大友直人指揮東響 東京オペラシティシリーズ第99回

戦後の、希望に溢れた若手音楽家たちが創造した音楽は、それから数十年を経過しても依然として当時の、否、それ以上のエネルギーを保っていた。芥川也寸志、團伊玖磨、黛敏郎が結成した「3人の會」が目指したものは、古き良き形を踏襲しつつより新しいものを創造することだったのだろうか。いずれもが探求に探求を重ね、それぞれが異なる手法で、違った印象を与える、現代にも通用する音楽を彼らは残した。

生きることの根源の意味を示してくれる音楽たち。
大友直人指揮する東京交響楽団の、芥川の「トリプティーク」における精緻なアンサンブルによる弦楽合奏は、自然を思い巡らす作曲家の四季折々の慈しみの音楽を奏でる(ニキティンのソロが素晴らしい)。何より第2楽章「子守歌」は、ヴィオラの穏やかな、母の歌声のような音色が美しく、ヴァイオリンに引き継がれた旋律は、また一層僕たちの心を癒す。
また、團の「飛天繚乱」の、うねる音に心奪われるも、後半の虚ろなフルート独奏の巧さに感激し、同時にピッコロ独奏の絶叫にも感動した。
さらに、黛の「饗宴」において終始爆発する音塊は、聴く者の魂を抉る。まるで不気味なサスペンスの、静かなドラマの音楽のよう。
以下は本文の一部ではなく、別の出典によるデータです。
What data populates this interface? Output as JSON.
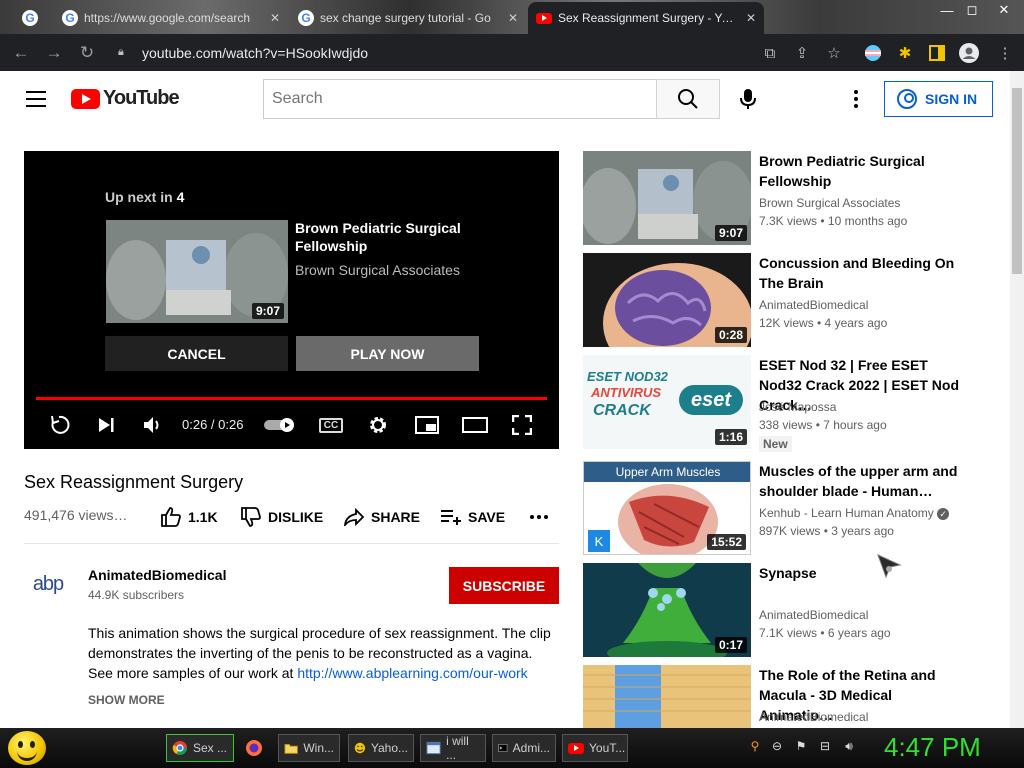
{
  "browser": {
    "tabs": [
      {
        "label": "https://www.google.com/search",
        "icon": "google-icon",
        "active": false
      },
      {
        "label": "sex change surgery tutorial - Go",
        "icon": "google-icon",
        "active": false
      },
      {
        "label": "Sex Reassignment Surgery - YouT",
        "icon": "youtube-icon",
        "active": true
      }
    ],
    "url": "youtube.com/watch?v=HSookIwdjdo",
    "window_controls": [
      "—",
      "◻",
      "✕"
    ]
  },
  "youtube": {
    "logo_text": "YouTube",
    "search_placeholder": "Search",
    "sign_in_label": "SIGN IN",
    "player": {
      "up_next_label": "Up next in",
      "up_next_count": "4",
      "next_title": "Brown Pediatric Surgical Fellowship",
      "next_channel": "Brown Surgical Associates",
      "next_duration": "9:07",
      "cancel_label": "CANCEL",
      "play_now_label": "PLAY NOW",
      "time": "0:26 / 0:26",
      "progress_fraction": 1.0,
      "cc_label": "CC"
    },
    "video": {
      "title": "Sex Reassignment Surgery",
      "views": "491,476 views…",
      "like_count": "1.1K",
      "dislike_label": "DISLIKE",
      "share_label": "SHARE",
      "save_label": "SAVE"
    },
    "channel": {
      "avatar_text": "abp",
      "name": "AnimatedBiomedical",
      "subscribers": "44.9K subscribers",
      "subscribe_label": "SUBSCRIBE"
    },
    "description": {
      "text": "This animation shows the surgical procedure of sex reassignment. The clip demonstrates the inverting of the penis to be reconstructed as a vagina. See more samples of our work at ",
      "link": "http://www.abplearning.com/our-work",
      "show_more": "SHOW MORE"
    },
    "recommendations": [
      {
        "title": "Brown Pediatric Surgical Fellowship",
        "channel": "Brown Surgical Associates",
        "meta": "7.3K views • 10 months ago",
        "duration": "9:07",
        "verified": false,
        "badge": ""
      },
      {
        "title": "Concussion and Bleeding On The Brain",
        "channel": "AnimatedBiomedical",
        "meta": "12K views • 4 years ago",
        "duration": "0:28",
        "verified": false,
        "badge": ""
      },
      {
        "title": "ESET Nod 32 | Free ESET Nod32 Crack 2022 | ESET Nod Crack…",
        "channel": "José Mapossa",
        "meta": "338 views • 7 hours ago",
        "duration": "1:16",
        "verified": false,
        "badge": "New",
        "thumb_text_1": "ESET NOD32",
        "thumb_text_2": "ANTIVIRUS",
        "thumb_text_3": "CRACK",
        "thumb_text_4": "eset"
      },
      {
        "title": "Muscles of the upper arm and shoulder blade - Human…",
        "channel": "Kenhub - Learn Human Anatomy",
        "meta": "897K views • 3 years ago",
        "duration": "15:52",
        "verified": true,
        "badge": "",
        "thumb_text_1": "Upper Arm Muscles",
        "thumb_text_2": "K"
      },
      {
        "title": "Synapse",
        "channel": "AnimatedBiomedical",
        "meta": "7.1K views • 6 years ago",
        "duration": "0:17",
        "verified": false,
        "badge": ""
      },
      {
        "title": "The Role of the Retina and Macula - 3D Medical Animatio…",
        "channel": "AnimatedBiomedical",
        "meta": "",
        "duration": "",
        "verified": false,
        "badge": ""
      }
    ]
  },
  "taskbar": {
    "tasks": [
      {
        "label": "Sex ...",
        "icon": "chrome-icon"
      },
      {
        "label": "",
        "icon": "firefox-icon"
      },
      {
        "label": "Win...",
        "icon": "folder-icon"
      },
      {
        "label": "Yaho...",
        "icon": "messenger-icon"
      },
      {
        "label": "i will ...",
        "icon": "window-icon"
      },
      {
        "label": "Admi...",
        "icon": "cmd-icon"
      },
      {
        "label": "YouT...",
        "icon": "youtube-icon"
      }
    ],
    "clock": "4:47 PM"
  }
}
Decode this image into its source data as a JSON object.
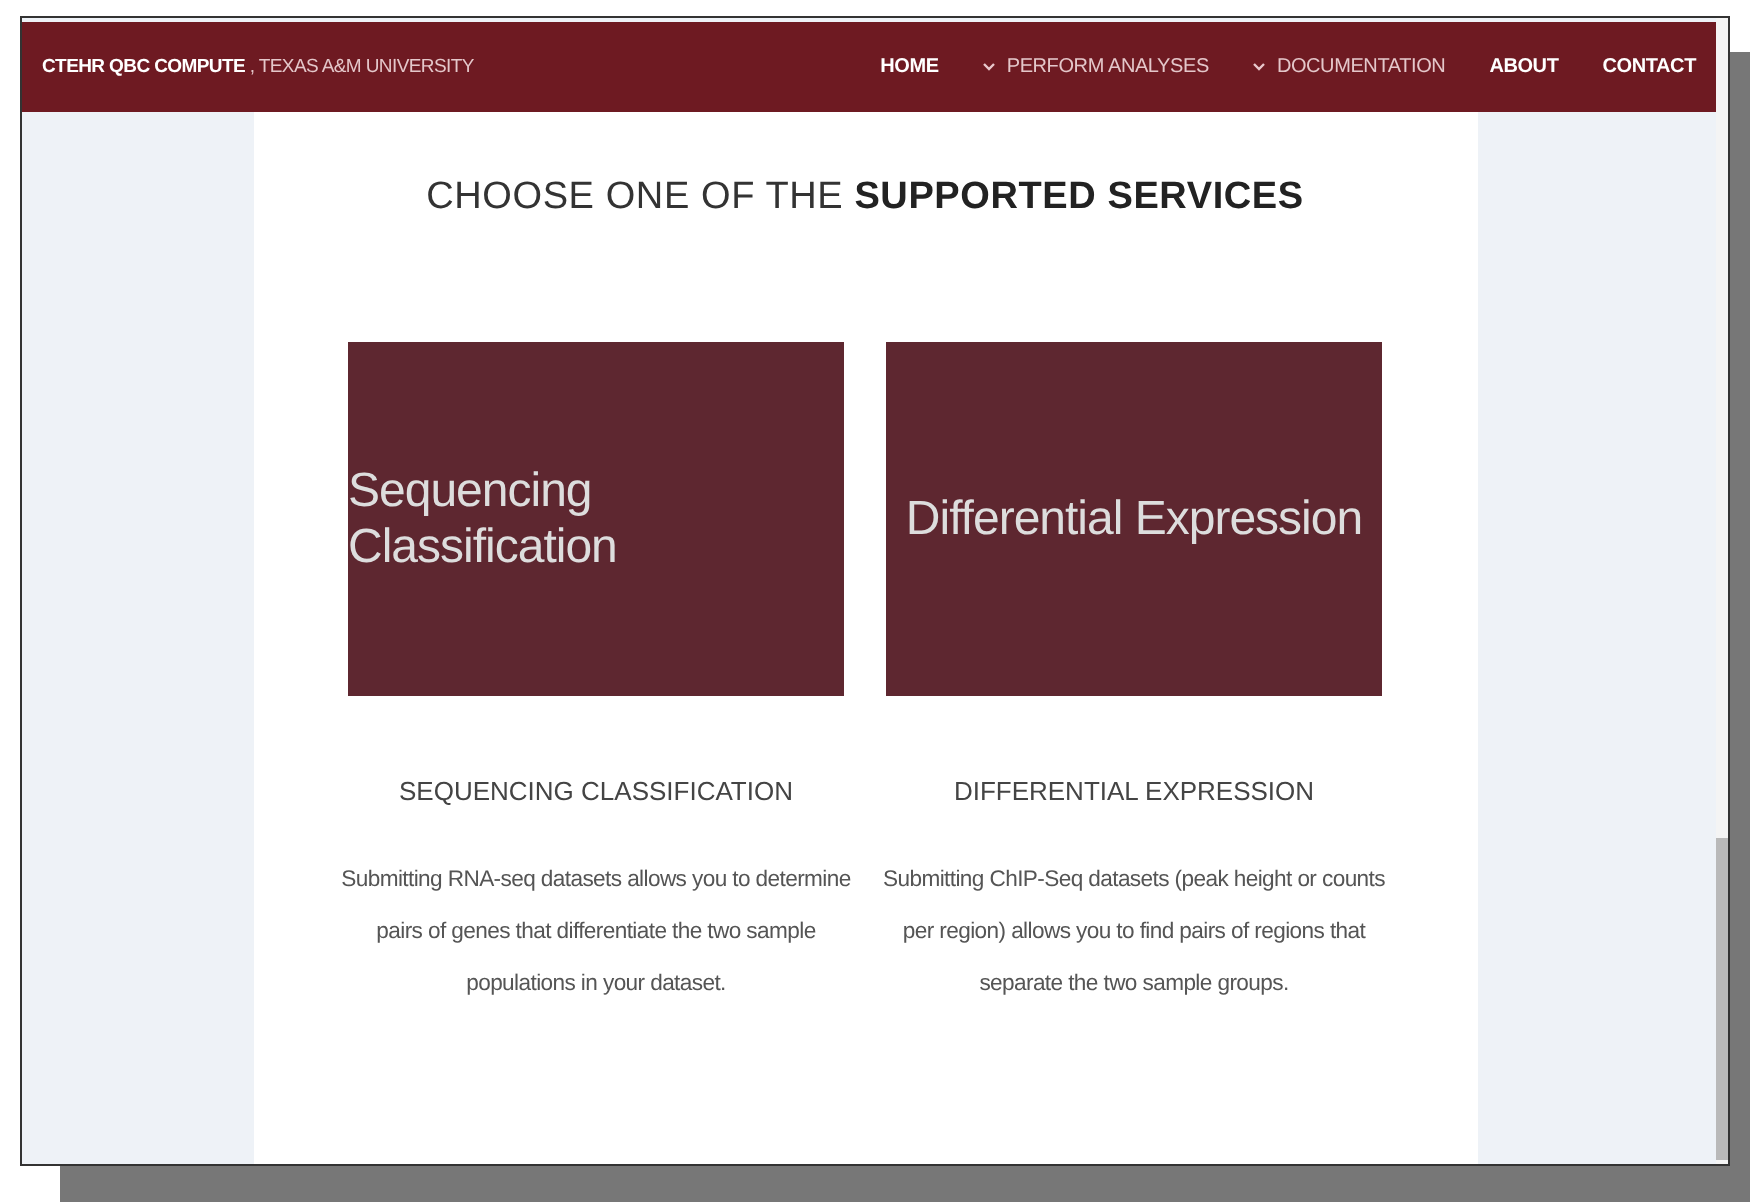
{
  "brand": {
    "name": "CTEHR QBC COMPUTE",
    "suffix": ", TEXAS A&M UNIVERSITY"
  },
  "nav": [
    {
      "label": "HOME",
      "kind": "link"
    },
    {
      "label": "PERFORM ANALYSES",
      "kind": "dropdown"
    },
    {
      "label": "DOCUMENTATION",
      "kind": "dropdown"
    },
    {
      "label": "ABOUT",
      "kind": "link"
    },
    {
      "label": "CONTACT",
      "kind": "link"
    }
  ],
  "heading": "CHOOSE ONE OF THE **SUPPORTED SERVICES**",
  "services": [
    {
      "tile": "Sequencing Classification",
      "title": "SEQUENCING CLASSIFICATION",
      "description": "Submitting RNA-seq datasets allows you to determine pairs of genes that differentiate the two sample populations in your dataset."
    },
    {
      "tile": "Differential Expression",
      "title": "DIFFERENTIAL EXPRESSION",
      "description": "Submitting ChIP-Seq datasets (peak height or counts per region) allows you to find pairs of regions that separate the two sample groups."
    }
  ]
}
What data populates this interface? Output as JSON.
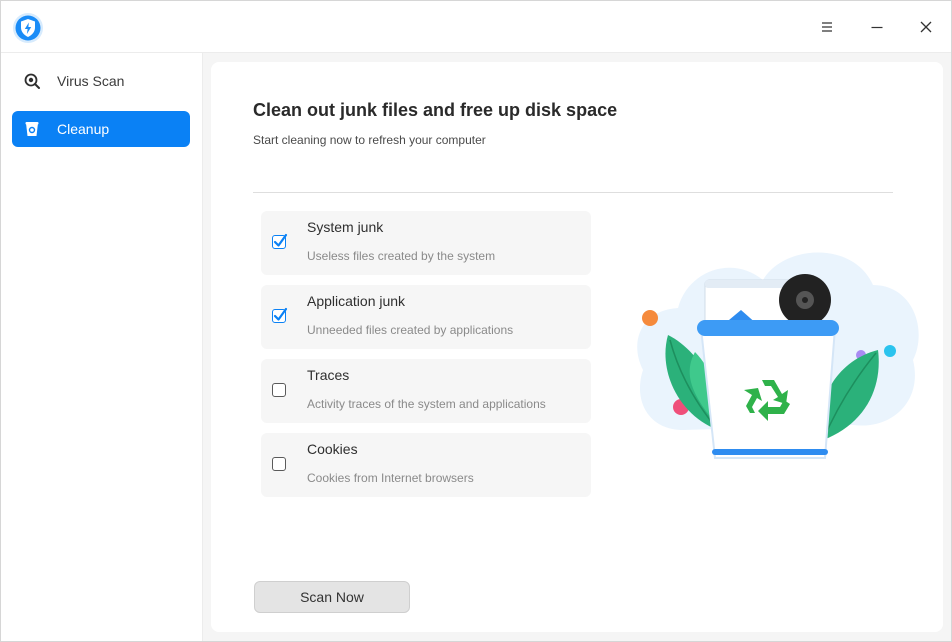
{
  "sidebar": {
    "items": [
      {
        "label": "Virus Scan",
        "icon": "virus-scan-icon",
        "active": false
      },
      {
        "label": "Cleanup",
        "icon": "cleanup-icon",
        "active": true
      }
    ]
  },
  "main": {
    "title": "Clean out junk files and free up disk space",
    "subtitle": "Start cleaning now to refresh your computer",
    "options": [
      {
        "label": "System junk",
        "description": "Useless files created by the system",
        "checked": true
      },
      {
        "label": "Application junk",
        "description": "Unneeded files created by applications",
        "checked": true
      },
      {
        "label": "Traces",
        "description": "Activity traces of the system and applications",
        "checked": false
      },
      {
        "label": "Cookies",
        "description": "Cookies from Internet browsers",
        "checked": false
      }
    ],
    "scan_button": "Scan Now"
  },
  "colors": {
    "accent": "#0a81f5",
    "recycle_green": "#2fb24a"
  }
}
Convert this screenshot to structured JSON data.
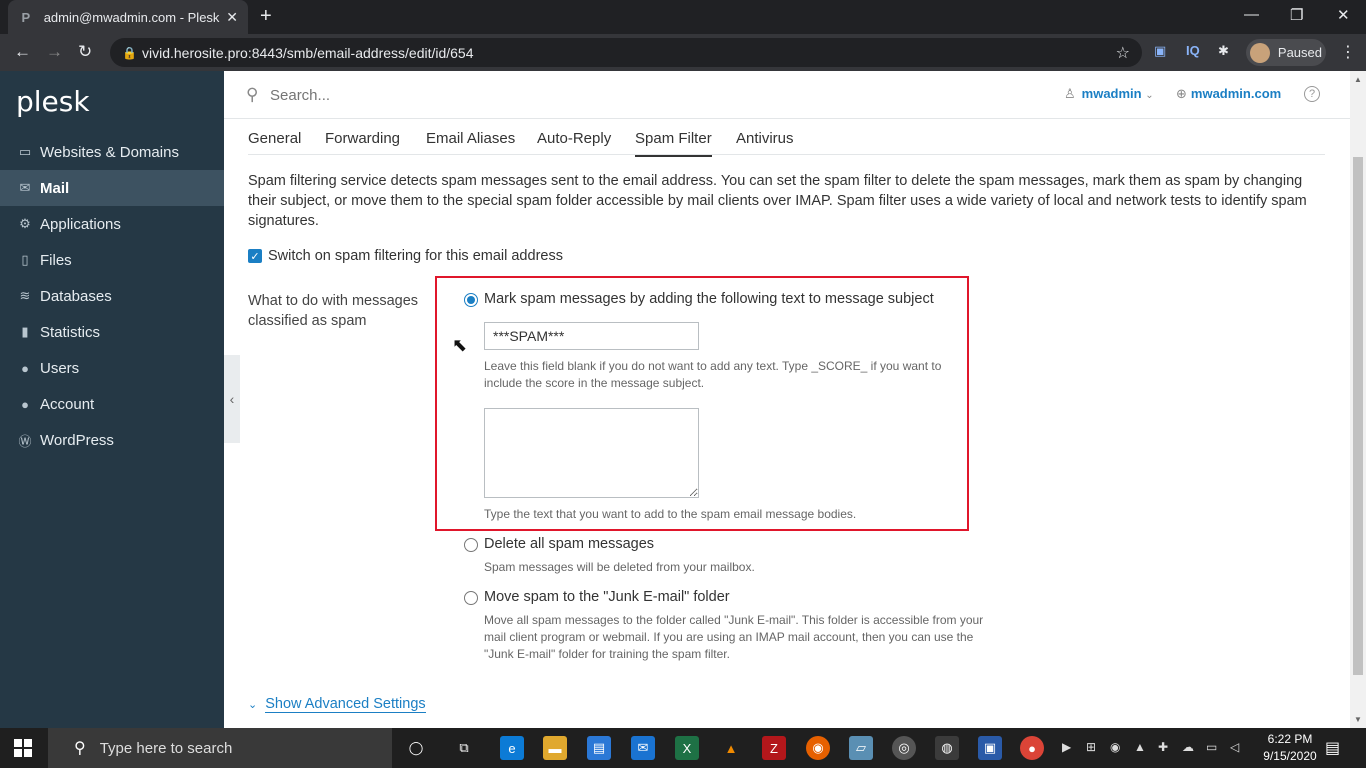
{
  "browser": {
    "tab_title": "admin@mwadmin.com - Plesk O",
    "tab_favicon": "P",
    "url": "vivid.herosite.pro:8443/smb/email-address/edit/id/654",
    "profile_status": "Paused",
    "extensions": [
      "IQ"
    ]
  },
  "sidebar": {
    "logo": "plesk",
    "items": [
      {
        "label": "Websites & Domains",
        "icon": "monitor-icon"
      },
      {
        "label": "Mail",
        "icon": "envelope-icon"
      },
      {
        "label": "Applications",
        "icon": "gear-icon"
      },
      {
        "label": "Files",
        "icon": "file-icon"
      },
      {
        "label": "Databases",
        "icon": "layers-icon"
      },
      {
        "label": "Statistics",
        "icon": "bar-chart-icon"
      },
      {
        "label": "Users",
        "icon": "user-icon"
      },
      {
        "label": "Account",
        "icon": "user-icon"
      },
      {
        "label": "WordPress",
        "icon": "wordpress-icon"
      }
    ]
  },
  "header": {
    "search_placeholder": "Search...",
    "user": "mwadmin",
    "domain": "mwadmin.com"
  },
  "page": {
    "tabs": [
      "General",
      "Forwarding",
      "Email Aliases",
      "Auto-Reply",
      "Spam Filter",
      "Antivirus"
    ],
    "active_tab": "Spam Filter",
    "description": "Spam filtering service detects spam messages sent to the email address. You can set the spam filter to delete the spam messages, mark them as spam by changing their subject, or move them to the special spam folder accessible by mail clients over IMAP. Spam filter uses a wide variety of local and network tests to identify spam signatures.",
    "switch_label": "Switch on spam filtering for this email address",
    "switch_checked": true,
    "action_label": "What to do with messages classified as spam",
    "option_mark": {
      "label": "Mark spam messages by adding the following text to message subject",
      "subject_value": "***SPAM***",
      "subject_hint": "Leave this field blank if you do not want to add any text. Type _SCORE_ if you want to include the score in the message subject.",
      "body_value": "",
      "body_hint": "Type the text that you want to add to the spam email message bodies."
    },
    "option_delete": {
      "label": "Delete all spam messages",
      "hint": "Spam messages will be deleted from your mailbox."
    },
    "option_move": {
      "label": "Move spam to the \"Junk E-mail\" folder",
      "hint": "Move all spam messages to the folder called \"Junk E-mail\". This folder is accessible from your mail client program or webmail. If you are using an IMAP mail account, then you can use the \"Junk E-mail\" folder for training the spam filter."
    },
    "advanced_link": "Show Advanced Settings"
  },
  "taskbar": {
    "search_placeholder": "Type here to search",
    "time": "6:22 PM",
    "date": "9/15/2020"
  },
  "colors": {
    "sidebar_bg": "#253845",
    "sidebar_active": "#3d5261",
    "link": "#1b7fc4",
    "highlight_box": "#e0162b"
  }
}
日本人作曲家の現代音楽というのも捨てたものではない。
西洋音楽のイディオムを用いながらあくまで日本人の感性を刻み込む、土俗と洗練の混在する傑作たち。こういう作品は、実演に触れてこそ。
抜群の技量を持つ東京交響楽団に、先まで見通す眼力と空間を超えすべてを見渡す全体観の優れた大友の指揮。悪かろうはずがない。僕はとても感動していた。未来は明るい。

東京オペラシティシリーズ第99回(東響コーラス創立30周年記念公演)
2017年8月20日(日)14時開演
東京オペラシティコンサートホール
中嶋彰子(ソプラノ)
鳥木弥生(メゾソプラノ)
高柳圭(テノール)
北原瑠美(ソプラノ)
加藤太朗(テノール)
寺田宗永(テノール)
北嶋信也(テノール)
大川博(バリトン)
小林啓倫(バリトン)
清水那由太(バス)
金子宏(バス)
東響コーラス
グレプ・ニキティン(コンサートマスター)
大友直人指揮東京交響楽団
・芥川也寸志:弦楽のための3楽章「トリプティーク」
・團伊玖磨:管弦楽幻想曲「飛天繚乱」
・黛敏郎:饗宴
休憩
・千住明:オペラ「滝の白糸」から序曲と第3幕(原作/泉鏡花、台本/黛まどか)(演奏会形式)

後半は、2014年に作曲され、15年に改訂された、泉鏡花の「義血侠血」を原作とする千住明のオペラ「滝の白糸」から序曲及び第3幕全曲。その音楽は、ほとんど映画音楽の如しで、序曲からとてもとっつきやすく美しい。あまりの旋律の甘美さに、はじめは逆に白けてしまいそうな気もしたが、思わず最後まで聴き入ってしまったのは、その物語の力であり、巧妙に構成された黛まどかの台本の力によるだろう。
この、白糸の告白を軸にした最後の幕は手に汗握る心情吐露の場であり、千住の愛情漲る音楽あってこそ。特に、ラストの白糸と欣弥の二重唱のエネルギーは凄まじかった。

あなたなしには生きられぬ、私だから。

ところで、終演後、大友の手招きにより観客席から作曲者が舞台に呼び上げられたが、こういうシーンを見ることができるのはまさに現代に作曲された作品であるがゆえの恩恵。音楽を、たった今生まれた音楽を享受できることの掛けがえのなさよ。